Há uma frase que ecoa na alma com uma tristeza cortante, uma verdade nua e crua que nos confronta com a fragilidade da nossa morada terrena: “Doença é o aluguel que a gente paga para alugar o corpo”. Nessa singela comparação, reside uma profundidade avassaladora, um reconhecimento tácito da nossa vulnerabilidade, da impermanência que tece cada instante da nossa jornada.

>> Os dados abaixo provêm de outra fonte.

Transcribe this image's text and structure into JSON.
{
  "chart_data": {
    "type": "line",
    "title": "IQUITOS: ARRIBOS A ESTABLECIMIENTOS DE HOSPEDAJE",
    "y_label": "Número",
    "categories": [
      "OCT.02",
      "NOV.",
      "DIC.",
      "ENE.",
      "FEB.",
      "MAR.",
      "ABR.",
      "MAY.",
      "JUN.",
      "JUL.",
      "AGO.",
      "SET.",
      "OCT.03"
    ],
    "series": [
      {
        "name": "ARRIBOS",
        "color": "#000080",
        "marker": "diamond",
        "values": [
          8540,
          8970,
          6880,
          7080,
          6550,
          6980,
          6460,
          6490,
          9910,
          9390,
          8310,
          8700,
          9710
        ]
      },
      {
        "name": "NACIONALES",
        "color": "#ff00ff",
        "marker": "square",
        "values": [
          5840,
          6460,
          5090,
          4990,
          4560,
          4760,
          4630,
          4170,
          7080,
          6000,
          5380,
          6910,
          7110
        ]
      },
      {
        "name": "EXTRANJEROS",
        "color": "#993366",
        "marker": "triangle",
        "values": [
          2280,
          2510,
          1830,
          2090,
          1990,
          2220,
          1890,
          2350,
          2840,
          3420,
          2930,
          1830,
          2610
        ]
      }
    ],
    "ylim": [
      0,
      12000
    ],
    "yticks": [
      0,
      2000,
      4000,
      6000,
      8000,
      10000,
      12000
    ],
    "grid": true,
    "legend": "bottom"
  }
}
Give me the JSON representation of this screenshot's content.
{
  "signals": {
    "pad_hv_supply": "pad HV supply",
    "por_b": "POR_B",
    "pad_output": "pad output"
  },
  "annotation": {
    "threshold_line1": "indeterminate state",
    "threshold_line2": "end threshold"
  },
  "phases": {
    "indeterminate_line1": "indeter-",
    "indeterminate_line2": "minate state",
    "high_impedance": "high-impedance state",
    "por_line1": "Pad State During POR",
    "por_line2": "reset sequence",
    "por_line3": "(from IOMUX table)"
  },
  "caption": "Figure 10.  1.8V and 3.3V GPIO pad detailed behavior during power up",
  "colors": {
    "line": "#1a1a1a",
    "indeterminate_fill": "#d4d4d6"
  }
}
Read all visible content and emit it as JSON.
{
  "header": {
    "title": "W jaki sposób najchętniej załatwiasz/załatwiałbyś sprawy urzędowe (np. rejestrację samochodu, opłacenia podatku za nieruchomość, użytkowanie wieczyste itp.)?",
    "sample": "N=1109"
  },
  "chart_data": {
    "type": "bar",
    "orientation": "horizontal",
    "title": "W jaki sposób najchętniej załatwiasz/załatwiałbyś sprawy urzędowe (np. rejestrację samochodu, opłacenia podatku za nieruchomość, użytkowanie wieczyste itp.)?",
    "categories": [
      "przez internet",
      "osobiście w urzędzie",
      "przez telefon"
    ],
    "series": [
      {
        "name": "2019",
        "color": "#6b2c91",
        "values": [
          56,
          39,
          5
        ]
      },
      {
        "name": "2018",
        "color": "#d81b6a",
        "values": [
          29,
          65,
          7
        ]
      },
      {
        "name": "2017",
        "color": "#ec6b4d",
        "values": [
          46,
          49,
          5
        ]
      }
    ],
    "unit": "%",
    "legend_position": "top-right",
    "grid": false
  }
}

Pensemos por um momento. Nascemos, e de repente, habitamos essa estrutura complexa, essa maravilha biológica que nos permite sentir, amar, experimentar o mundo em toda a sua beleza e brutalidade. Recebemos esse corpo como um presente, um veículo para a nossa alma, e navegamos pela vida, muitas vezes esquecendo o delicado equilíbrio que sustenta essa moradia.
Mas o tempo implacável segue seu curso, e as engrenagens dessa máquina perfeita começam a falhar. Pequenos ruídos, dores lancinantes, a sombra de um diagnóstico que paira como uma nuvem escura. É nesse instante, na fragilidade exposta, que a metáfora do aluguel ganha uma força dolorosa.
A doença se apresenta como a fatura inesperada, o preço que não prevíamos pagar por essa estadia temporária. Cada sintoma é um lembrete constante da nossa finitude, da fragilidade desse contrato silencioso que firmamos ao nascer. A energia que se esvai, os sonhos adiados, a rotina interrompida – tudo isso se soma ao custo, muitas vezes exorbitante, desse “aluguel” inesperado.
Há uma melancolia profunda em reconhecer que esse corpo, que nos permite abraçar os entes queridos, sentir o calor do sol na pele, saborear a doçura da vida, também está sujeito à deterioração, à falha. A doença nos despoja da ilusão de invencibilidade, nos confronta com a nossa humanidade mais crua e vulnerável.
E no entanto, em meio à dor e à fragilidade, emerge também uma beleza singular. É na doença que muitas vezes redescobrimos o valor de cada instante, a preciosidade de um sorriso, a força dos laços que nos unem. Aprendemos a arte da resiliência, a encontrar luz mesmo na mais densa escuridão. Cada dia vivido com a doença se torna uma conquista, uma batalha silenciosa travada com coragem e esperança.
Que possamos olhar para a doença não apenas como um fardo, um aluguel amargo, mas também como um lembrete visceral da nossa humanidade compartilhada. Que ela nos ensine a valorizar a saúde, a nutrir o corpo e a alma, e a estender a mão com empatia àqueles que, neste momento, sentem o peso desse aluguel de forma mais intensa. Porque, no final das contas, somos todos inquilinos temporários dessa existência, e a compaixão é o elo mais forte que nos une em face da nossa inevitável fragilidade.